My theories about why Green Zone has been been ’86-ed out of ’09:
(a) Green Zone isn’t The Hurt Locker, which is to say it’s not as much a visceral, alls-out, pro-troops pulse-pounder as much as a viscerally shot (by Hurt Locker and United 93 lenser Barry Ackroyd) but essentially political minded quasi-downer about what a cock-up the American occupation was in ’03 and ’04.
I have Greengrass’s Green Zone script (before Brian Helgeland came in or a rewrite) but if the final result is at all faithful to Rajiv Chandrasekaran‘s book it’s almost a dramatic narrative version of Charles Ferguson‘s No End in Sight with the ludicrous incompetence of the American administrators in the early part of the Iraqi war and the pathetic errors of Iraqi Bush guy Paul Bremer as a backdrop.

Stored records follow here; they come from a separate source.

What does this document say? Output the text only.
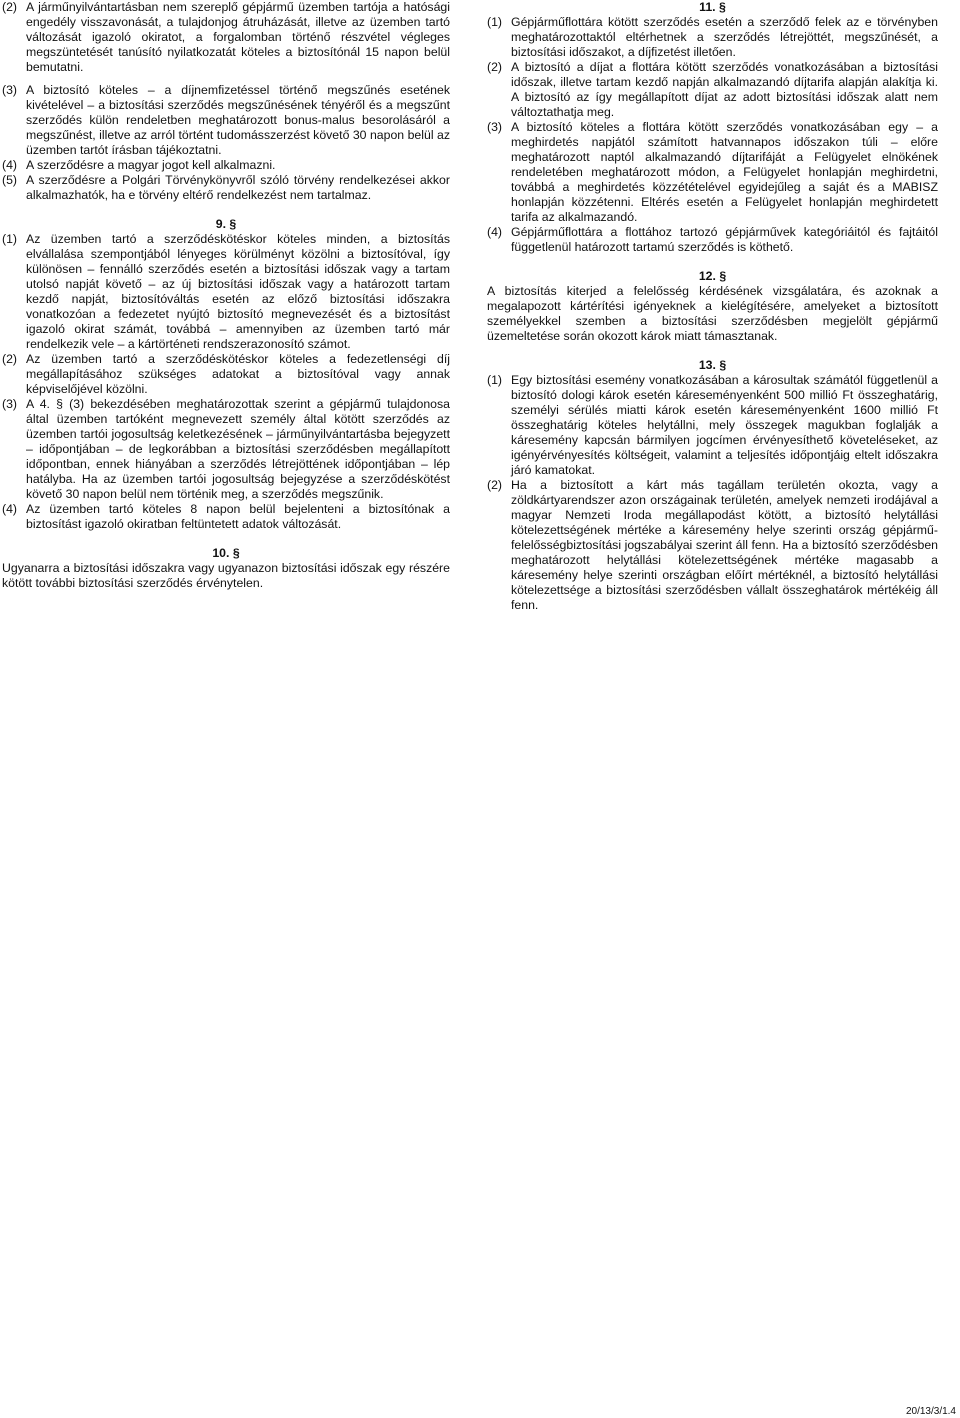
(2) A járműnyilvántartásban nem szereplő gépjármű üzemben tartója a hatósági engedély visszavonását, a tulajdonjog átruházását, illetve az üzemben tartó változását igazoló okiratot, a forgalomban történő részvétel végleges megszüntetését tanúsító nyilatkozatát köteles a biztosítónál 15 napon belül bemutatni.
(3) A biztosító köteles – a díjnemfizetéssel történő megszűnés esetének kivételével – a biztosítási szerződés megszűnésének tényéről és a megszűnt szerződés külön rendeletben meghatározott bonus-malus besorolásáról a megszűnést, illetve az arról történt tudomásszerzést követő 30 napon belül az üzemben tartót írásban tájékoztatni.
(4) A szerződésre a magyar jogot kell alkalmazni.
(5) A szerződésre a Polgári Törvénykönyvről szóló törvény rendelkezései akkor alkalmazhatók, ha e törvény eltérő rendelkezést nem tartalmaz.
9. §
(1) Az üzemben tartó a szerződéskötéskor köteles minden, a biztosítás elvállalása szempontjából lényeges körülményt közölni a biztosítóval, így különösen – fennálló szerződés esetén a biztosítási időszak vagy a tartam utolsó napját követő – az új biztosítási időszak vagy a határozott tartam kezdő napját, biztosítóváltás esetén az előző biztosítási időszakra vonatkozóan a fedezetet nyújtó biztosító megnevezését és a biztosítást igazoló okirat számát, továbbá – amennyiben az üzemben tartó már rendelkezik vele – a kártörténeti rendszerazonosító számot.
(2) Az üzemben tartó a szerződéskötéskor köteles a fedezetlenségi díj megállapításához szükséges adatokat a biztosítóval vagy annak képviselőjével közölni.
(3) A 4. § (3) bekezdésében meghatározottak szerint a gépjármű tulajdonosa által üzemben tartóként megnevezett személy által kötött szerződés az üzemben tartói jogosultság keletkezésének – járműnyilvántartásba bejegyzett – időpontjában – de legkorábban a biztosítási szerződésben megállapított időpontban, ennek hiányában a szerződés létrejöttének időpontjában – lép hatályba. Ha az üzemben tartói jogosultság bejegyzése a szerződéskötést követő 30 napon belül nem történik meg, a szerződés megszűnik.
(4) Az üzemben tartó köteles 8 napon belül bejelenteni a biztosítónak a biztosítást igazoló okiratban feltüntetett adatok változását.
10. §
Ugyanarra a biztosítási időszakra vagy ugyanazon biztosítási időszak egy részére kötött további biztosítási szerződés érvénytelen.
11. §
(1) Gépjárműflottára kötött szerződés esetén a szerződő felek az e törvényben meghatározottaktól eltérhetnek a szerződés létrejöttét, megszűnését, a biztosítási időszakot, a díjfizetést illetően.
(2) A biztosító a díjat a flottára kötött szerződés vonatkozásában a biztosítási időszak, illetve tartam kezdő napján alkalmazandó díjtarifa alapján alakítja ki. A biztosító az így megállapított díjat az adott biztosítási időszak alatt nem változtathatja meg.
(3) A biztosító köteles a flottára kötött szerződés vonatkozásában egy – a meghirdetés napjától számított hatvannapos időszakon túli – előre meghatározott naptól alkalmazandó díjtarifáját a Felügyelet elnökének rendeletében meghatározott módon, a Felügyelet honlapján meghirdetni, továbbá a meghirdetés közzétételével egyidejűleg a saját és a MABISZ honlapján közzétenni. Eltérés esetén a Felügyelet honlapján meghirdetett tarifa az alkalmazandó.
(4) Gépjárműflottára a flottához tartozó gépjárművek kategóriáitól és fajtáitól függetlenül határozott tartamú szerződés is köthető.
12. §
A biztosítás kiterjed a felelősség kérdésének vizsgálatára, és azoknak a megalapozott kártérítési igényeknek a kielégítésére, amelyeket a biztosított személyekkel szemben a biztosítási szerződésben megjelölt gépjármű üzemeltetése során okozott károk miatt támasztanak.
13. §
(1) Egy biztosítási esemény vonatkozásában a károsultak számától függetlenül a biztosító dologi károk esetén káreseményenként 500 millió Ft összeghatárig, személyi sérülés miatti károk esetén káreseményenként 1600 millió Ft összeghatárig köteles helytállni, mely összegek magukban foglalják a káresemény kapcsán bármilyen jogcímen érvényesíthető követeléseket, az igényérvényesítés költségeit, valamint a teljesítés időpontjáig eltelt időszakra járó kamatokat.
(2) Ha a biztosított a kárt más tagállam területén okozta, vagy a zöldkártyarendszer azon országainak területén, amelyek nemzeti irodájával a magyar Nemzeti Iroda megállapodást kötött, a biztosító helytállási kötelezettségének mértéke a káresemény helye szerinti ország gépjármű-felelősségbiztosítási jogszabályai szerint áll fenn. Ha a biztosító szerződésben meghatározott helytállási kötelezettségének mértéke magasabb a káresemény helye szerinti országban előírt mértéknél, a biztosító helytállási kötelezettsége a biztosítási szerződésben vállalt összeghatárok mértékéig áll fenn.
20/13/3/1.4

Damon plays Roy Miller, a warrant officer who helps a senior CIA officer in the search for the mythical “weapons of mass destruction” during the first several months of the Iraq occupation. Damon completed Green Zone before starring in Steven Soderbergh‘s The Informant!, which will play at the Toronto Film Festival.
(b) Universal has determined that out of the 10 Best Picture contenders, the Academy has room in its collective head for one Iraq War film, and the recipient of that largesse — The Hurt Locker — has already been decided upon. And that other award-dispensing groups will probably concur. So with award-season action looking limited and the film perhaps not looking all that commercial on its own terms, Universal has decided to punt.

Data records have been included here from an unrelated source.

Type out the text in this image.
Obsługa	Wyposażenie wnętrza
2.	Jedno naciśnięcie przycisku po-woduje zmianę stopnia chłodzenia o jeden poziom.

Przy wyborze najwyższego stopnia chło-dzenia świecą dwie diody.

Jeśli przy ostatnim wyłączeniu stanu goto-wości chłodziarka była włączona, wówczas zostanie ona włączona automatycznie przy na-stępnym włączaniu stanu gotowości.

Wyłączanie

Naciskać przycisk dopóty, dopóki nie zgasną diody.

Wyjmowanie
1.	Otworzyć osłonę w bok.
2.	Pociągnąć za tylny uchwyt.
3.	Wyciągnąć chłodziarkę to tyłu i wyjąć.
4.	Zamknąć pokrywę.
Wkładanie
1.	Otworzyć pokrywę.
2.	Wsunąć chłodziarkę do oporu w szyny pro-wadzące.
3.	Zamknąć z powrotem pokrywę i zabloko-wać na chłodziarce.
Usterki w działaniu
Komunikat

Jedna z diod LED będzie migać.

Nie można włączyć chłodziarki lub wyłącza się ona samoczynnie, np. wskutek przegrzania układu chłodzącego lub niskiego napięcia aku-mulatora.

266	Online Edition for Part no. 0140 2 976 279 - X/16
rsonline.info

(c) The reason for this is that Universal’s unfortunate losing streak has disemboldened management from taking any more chances of any kind. If Green Zone bombs or underperforms at the box-office it’ll just be another strike against them in an already gloomy box-office year. Plus it obviously doesn’t adhere to criteria recently urged by NBC-Uni honcho Jeff Zucker. “Easy-to-digest concepts and wish fulfillment is in vogue,” he wrote in a recent memo to Uni toppers. “That’s not our slate. And the choices have been too costly. You’ve got to fix both those things.”
Downside: March ’10 is eight months from now and the urgency/topicality of Iraq is losing sand by the week with Obama pulling the troops out. Doesn’t it make sense to get Green Zone out while it’s still semi-relevant? By next year Iraq will be even further back in the public mind.”

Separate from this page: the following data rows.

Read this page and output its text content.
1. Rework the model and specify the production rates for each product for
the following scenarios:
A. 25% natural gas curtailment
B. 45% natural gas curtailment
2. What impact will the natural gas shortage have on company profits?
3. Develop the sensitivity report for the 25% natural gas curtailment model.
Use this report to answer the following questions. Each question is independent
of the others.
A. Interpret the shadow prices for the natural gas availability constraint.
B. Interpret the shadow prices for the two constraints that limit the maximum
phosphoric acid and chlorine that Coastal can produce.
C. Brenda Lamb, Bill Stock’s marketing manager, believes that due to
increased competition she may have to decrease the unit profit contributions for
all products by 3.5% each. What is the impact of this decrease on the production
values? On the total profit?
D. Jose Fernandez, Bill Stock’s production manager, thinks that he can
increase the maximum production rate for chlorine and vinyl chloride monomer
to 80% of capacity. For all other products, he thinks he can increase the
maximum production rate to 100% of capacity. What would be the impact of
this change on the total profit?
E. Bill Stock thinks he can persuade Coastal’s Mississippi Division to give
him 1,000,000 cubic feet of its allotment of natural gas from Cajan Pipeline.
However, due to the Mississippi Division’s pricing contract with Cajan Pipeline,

Bottom line? Green Zone should have been greenlit and shot earlier. If it had come out last fall, bingo. But this was a bad Universal year, history is turning the page and people are disengaging on a Bush-era catastrophe.
Note: Thanks to The Playlist for highlighting the Green Zone aspect of Graser’s story. The Green Zone news is buried inside a delayed Wolf Man story that wasn’t even on the front page this morning.